If you are going to download your data periodically and keep it for the long haul it would be a good idea to encrypt it also.

Unpack your data

Within a copy of this repo create a directory like data.username. For me data.chicks would be created by

mkdir data.chicks

So you should have something like this if you ls:

data.chicks  html_v0.1  img  json-counts  json-messages  keywords.txt  LICENSE  TODO.md

NOTE: Any data.* directory will be hard to add to git because it is intentionally in the .gitignore.

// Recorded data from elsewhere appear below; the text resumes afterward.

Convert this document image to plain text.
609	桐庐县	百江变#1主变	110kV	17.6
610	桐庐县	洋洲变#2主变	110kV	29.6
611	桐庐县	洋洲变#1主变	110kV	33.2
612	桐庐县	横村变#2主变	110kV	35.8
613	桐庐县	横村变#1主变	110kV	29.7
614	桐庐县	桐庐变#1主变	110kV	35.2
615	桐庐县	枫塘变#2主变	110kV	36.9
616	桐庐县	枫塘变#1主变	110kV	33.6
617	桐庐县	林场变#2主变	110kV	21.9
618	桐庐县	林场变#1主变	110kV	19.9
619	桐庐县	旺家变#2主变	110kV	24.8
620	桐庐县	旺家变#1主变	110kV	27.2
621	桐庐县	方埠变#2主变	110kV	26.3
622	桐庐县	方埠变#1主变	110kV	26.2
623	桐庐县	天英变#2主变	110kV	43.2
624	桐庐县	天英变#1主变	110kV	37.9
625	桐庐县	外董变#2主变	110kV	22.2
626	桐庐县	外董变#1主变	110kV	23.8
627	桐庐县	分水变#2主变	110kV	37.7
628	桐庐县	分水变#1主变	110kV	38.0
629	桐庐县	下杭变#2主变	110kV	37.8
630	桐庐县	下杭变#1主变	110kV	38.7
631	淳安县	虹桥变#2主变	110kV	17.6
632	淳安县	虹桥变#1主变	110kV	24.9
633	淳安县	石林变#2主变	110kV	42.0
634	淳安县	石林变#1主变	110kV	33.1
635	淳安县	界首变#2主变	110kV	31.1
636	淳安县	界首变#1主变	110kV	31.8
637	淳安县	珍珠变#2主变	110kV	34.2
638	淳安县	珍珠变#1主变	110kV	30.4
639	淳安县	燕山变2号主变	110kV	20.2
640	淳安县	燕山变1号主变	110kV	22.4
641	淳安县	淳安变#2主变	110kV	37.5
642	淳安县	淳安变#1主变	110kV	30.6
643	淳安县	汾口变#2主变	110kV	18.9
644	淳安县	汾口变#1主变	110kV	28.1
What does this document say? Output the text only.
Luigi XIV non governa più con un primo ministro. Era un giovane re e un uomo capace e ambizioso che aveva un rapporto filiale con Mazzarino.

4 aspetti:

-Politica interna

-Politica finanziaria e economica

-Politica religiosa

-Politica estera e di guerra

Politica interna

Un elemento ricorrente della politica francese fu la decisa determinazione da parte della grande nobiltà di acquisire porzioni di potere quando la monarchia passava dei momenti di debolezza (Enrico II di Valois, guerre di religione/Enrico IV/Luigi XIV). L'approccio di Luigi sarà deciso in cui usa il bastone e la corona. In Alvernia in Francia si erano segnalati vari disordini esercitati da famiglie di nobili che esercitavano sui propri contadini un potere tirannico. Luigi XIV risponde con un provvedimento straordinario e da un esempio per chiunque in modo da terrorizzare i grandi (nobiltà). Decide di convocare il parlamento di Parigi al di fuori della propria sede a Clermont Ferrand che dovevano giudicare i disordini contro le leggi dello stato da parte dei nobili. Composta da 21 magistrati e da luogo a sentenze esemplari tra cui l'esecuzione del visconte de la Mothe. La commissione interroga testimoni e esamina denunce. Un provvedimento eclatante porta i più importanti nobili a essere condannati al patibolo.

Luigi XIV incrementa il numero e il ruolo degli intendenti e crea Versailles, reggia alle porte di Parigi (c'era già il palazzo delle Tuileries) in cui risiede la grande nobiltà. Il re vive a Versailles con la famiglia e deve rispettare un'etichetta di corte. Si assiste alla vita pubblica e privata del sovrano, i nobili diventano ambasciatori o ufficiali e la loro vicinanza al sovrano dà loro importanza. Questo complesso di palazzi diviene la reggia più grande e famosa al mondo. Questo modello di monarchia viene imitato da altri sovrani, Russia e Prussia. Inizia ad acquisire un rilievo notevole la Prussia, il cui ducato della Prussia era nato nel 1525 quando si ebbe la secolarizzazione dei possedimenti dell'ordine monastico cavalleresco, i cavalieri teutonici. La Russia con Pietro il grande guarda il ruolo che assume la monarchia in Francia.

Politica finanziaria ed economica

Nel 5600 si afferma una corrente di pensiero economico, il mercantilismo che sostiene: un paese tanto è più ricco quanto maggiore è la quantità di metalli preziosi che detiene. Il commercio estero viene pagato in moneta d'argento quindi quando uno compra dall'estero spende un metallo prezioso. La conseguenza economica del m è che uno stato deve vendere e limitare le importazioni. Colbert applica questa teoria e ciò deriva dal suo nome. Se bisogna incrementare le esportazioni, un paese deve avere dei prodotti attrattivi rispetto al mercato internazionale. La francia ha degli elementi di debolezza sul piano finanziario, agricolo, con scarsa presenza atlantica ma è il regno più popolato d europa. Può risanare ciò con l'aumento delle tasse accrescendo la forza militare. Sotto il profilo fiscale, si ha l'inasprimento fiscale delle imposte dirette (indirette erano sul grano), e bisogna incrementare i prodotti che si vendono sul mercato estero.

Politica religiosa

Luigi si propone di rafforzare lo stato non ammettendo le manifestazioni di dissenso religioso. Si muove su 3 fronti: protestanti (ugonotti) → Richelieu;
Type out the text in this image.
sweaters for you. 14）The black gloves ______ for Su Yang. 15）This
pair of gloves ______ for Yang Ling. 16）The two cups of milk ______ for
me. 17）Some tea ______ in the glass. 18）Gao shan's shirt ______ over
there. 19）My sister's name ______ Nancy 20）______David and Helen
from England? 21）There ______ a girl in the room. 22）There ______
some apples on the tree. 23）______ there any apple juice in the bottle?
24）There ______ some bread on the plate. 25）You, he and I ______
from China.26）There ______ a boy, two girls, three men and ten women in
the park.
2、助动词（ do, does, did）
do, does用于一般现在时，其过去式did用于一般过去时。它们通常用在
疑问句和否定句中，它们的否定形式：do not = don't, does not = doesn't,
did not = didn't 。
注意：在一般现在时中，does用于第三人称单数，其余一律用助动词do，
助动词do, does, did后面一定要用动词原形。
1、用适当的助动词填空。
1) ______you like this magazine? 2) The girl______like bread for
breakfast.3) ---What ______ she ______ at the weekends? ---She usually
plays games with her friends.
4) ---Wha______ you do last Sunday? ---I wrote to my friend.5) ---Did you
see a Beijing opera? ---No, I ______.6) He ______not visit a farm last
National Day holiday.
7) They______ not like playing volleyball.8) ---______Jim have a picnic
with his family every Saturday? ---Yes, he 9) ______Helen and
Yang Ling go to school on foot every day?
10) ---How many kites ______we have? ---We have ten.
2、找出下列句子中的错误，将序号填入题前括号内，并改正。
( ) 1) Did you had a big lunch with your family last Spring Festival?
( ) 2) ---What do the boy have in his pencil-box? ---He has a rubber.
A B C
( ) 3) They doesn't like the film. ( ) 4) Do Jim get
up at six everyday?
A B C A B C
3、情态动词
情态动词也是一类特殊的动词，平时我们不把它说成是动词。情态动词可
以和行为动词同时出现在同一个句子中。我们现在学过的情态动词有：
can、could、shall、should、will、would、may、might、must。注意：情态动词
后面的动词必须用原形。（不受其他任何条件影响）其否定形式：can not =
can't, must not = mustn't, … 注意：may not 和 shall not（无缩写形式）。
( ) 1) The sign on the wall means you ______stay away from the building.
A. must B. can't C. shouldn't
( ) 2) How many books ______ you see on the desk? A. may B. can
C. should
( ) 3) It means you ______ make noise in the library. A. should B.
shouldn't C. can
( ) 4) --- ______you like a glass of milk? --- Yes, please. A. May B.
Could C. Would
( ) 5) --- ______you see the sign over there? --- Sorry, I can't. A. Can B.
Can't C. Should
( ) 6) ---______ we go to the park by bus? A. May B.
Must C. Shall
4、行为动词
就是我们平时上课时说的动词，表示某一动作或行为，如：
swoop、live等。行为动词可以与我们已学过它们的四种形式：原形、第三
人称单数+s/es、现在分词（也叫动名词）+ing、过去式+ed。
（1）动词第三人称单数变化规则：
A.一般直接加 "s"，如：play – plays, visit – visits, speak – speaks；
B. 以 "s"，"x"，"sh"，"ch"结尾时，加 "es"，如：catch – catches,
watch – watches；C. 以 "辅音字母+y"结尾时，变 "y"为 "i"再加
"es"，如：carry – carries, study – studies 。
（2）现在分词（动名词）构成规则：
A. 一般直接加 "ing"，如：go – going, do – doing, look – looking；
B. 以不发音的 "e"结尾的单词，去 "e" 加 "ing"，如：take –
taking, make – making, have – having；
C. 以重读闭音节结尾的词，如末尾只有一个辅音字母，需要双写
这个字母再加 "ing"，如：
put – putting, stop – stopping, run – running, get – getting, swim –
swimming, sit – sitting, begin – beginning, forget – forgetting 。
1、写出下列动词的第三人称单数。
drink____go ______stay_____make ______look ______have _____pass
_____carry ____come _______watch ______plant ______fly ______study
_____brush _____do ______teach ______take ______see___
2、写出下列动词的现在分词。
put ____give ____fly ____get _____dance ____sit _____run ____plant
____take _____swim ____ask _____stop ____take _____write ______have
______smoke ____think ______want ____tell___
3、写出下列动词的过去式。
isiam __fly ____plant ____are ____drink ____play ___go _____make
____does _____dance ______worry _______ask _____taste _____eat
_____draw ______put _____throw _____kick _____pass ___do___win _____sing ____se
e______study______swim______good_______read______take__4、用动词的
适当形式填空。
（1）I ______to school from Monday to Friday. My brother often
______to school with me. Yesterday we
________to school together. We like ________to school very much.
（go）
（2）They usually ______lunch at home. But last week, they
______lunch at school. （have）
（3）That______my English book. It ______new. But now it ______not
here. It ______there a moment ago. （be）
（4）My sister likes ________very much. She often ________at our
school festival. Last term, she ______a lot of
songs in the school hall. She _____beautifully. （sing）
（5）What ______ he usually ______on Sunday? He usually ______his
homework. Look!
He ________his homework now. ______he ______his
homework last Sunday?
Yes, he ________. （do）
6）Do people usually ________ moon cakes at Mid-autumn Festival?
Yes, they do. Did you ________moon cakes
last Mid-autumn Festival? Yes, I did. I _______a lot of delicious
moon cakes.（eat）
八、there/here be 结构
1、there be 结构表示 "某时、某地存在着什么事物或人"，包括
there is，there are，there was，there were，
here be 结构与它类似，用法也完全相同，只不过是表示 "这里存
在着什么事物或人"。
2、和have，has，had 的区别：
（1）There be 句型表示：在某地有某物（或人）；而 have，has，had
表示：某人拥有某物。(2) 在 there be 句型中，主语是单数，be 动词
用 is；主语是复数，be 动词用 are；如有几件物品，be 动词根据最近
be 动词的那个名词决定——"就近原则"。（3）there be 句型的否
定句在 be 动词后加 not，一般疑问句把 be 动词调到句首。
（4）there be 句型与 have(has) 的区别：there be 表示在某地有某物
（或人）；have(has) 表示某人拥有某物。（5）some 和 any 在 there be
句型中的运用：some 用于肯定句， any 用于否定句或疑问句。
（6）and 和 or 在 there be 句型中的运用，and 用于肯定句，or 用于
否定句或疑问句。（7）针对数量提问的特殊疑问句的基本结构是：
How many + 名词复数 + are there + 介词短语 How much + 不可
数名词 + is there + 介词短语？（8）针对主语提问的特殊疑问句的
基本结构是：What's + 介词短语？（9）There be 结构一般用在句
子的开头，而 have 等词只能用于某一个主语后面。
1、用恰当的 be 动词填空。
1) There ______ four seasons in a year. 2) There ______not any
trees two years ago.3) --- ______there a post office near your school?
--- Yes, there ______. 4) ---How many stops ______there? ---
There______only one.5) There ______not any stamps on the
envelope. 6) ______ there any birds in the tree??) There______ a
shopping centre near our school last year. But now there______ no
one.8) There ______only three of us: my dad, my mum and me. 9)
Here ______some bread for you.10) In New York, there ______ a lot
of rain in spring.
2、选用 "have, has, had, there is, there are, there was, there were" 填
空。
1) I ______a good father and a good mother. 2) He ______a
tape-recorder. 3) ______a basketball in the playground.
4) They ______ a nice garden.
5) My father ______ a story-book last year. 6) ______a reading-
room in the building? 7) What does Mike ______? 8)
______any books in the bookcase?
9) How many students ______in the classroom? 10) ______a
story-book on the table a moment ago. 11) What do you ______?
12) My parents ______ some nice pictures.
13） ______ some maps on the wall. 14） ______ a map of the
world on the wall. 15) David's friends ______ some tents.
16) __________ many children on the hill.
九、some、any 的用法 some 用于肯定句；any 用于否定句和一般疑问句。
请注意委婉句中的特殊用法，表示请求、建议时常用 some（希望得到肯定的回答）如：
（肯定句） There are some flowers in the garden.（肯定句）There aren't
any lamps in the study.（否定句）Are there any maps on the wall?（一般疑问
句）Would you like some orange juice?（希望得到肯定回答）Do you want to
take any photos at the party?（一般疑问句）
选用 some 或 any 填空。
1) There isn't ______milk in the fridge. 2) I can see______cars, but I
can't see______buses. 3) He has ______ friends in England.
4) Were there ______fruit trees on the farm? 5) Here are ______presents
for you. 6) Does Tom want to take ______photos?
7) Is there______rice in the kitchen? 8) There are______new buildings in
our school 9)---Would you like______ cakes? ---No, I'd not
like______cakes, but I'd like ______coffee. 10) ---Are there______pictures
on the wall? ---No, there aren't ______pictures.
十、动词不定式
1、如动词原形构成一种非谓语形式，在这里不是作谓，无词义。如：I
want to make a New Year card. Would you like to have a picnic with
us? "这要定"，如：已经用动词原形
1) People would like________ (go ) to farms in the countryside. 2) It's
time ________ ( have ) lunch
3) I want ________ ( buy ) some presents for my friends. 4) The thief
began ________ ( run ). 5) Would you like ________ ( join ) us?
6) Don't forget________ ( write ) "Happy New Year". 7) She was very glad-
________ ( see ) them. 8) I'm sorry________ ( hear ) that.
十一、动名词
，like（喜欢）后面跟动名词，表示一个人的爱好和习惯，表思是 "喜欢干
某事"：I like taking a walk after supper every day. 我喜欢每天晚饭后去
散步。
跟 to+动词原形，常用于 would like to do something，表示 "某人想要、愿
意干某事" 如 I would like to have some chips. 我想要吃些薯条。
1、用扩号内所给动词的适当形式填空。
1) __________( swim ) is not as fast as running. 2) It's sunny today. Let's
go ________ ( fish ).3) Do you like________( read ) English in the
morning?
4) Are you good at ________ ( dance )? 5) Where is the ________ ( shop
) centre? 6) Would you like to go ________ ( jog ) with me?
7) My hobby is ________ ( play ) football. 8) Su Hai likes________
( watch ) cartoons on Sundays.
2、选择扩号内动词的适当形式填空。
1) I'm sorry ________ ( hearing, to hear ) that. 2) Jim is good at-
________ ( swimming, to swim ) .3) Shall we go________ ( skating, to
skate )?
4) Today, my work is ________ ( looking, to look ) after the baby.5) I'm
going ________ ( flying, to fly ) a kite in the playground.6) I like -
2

Then unpack your data into that directory:

cd data.chicks
unzip ~/Downloads/facebook-chicks-20181118.zip
# unzip does its bit
cd ..
# you should be back in the top dir of this repo again

After this you should be back in the top dir of this repo again.

Data overview

To get a high-level overview run ./json-counts with a directory of Facebook data prepared as mentioned in the previous section. For example:

fbdata-forensics$ ./json-counts data.chicks
data.chicks looks like a Facebook data dump
- 0 marketplace entries
- 0 saved_items entries
... skipping about_you/face_recognition.json which isn't generic enough for here
... skipping about_you/friend_peer_group.json which isn't generic enough for here
... skipping about_you/your_address_books.json which isn't generic enough for here
- 0 ad interests entries
- 0 advertiser uploaded contact entries
- 4 advertiser touched entries
- 6 installed_apps entries
- 361 app_post entries
- 79 comment entries

Search messages

Edit the keywords.txt file to contain the words to dig for in your messages. Then run ./json-messages with a directory of Facebook data like so:

fbdata-forensics$ ./json-messages data.chicks/
data.chicks/ looks like a Facebook data dump
- 107 conversations found in Facebook Messages
+ 1 messages with Abe Jones (inbox)
$keyword_matches = {};
+ 1 messages with Alex Smith (inbox)
$keyword_matches = {};
+ 6 messages with Bob Smith (inbox)
$keyword_matches = {};
+ 1 messages with Carol Jones (inbox)
$keyword_matches = {};

Author

Christopher Hicks is the primary author of this project. He has gotten lots of assistance and wonderful feedback so noone is pretending they are doing it all alone.

Christopher has been doing systems administration and programming for 25 years. He has worked for Yahoo, OpenX, and BrightRoll helping keep thousands of servers monitored and ready for users. To give back to the free software community Christopher has answered questions on ServerFault and other StackExchange sites that have been read by hundreds of thousands of people.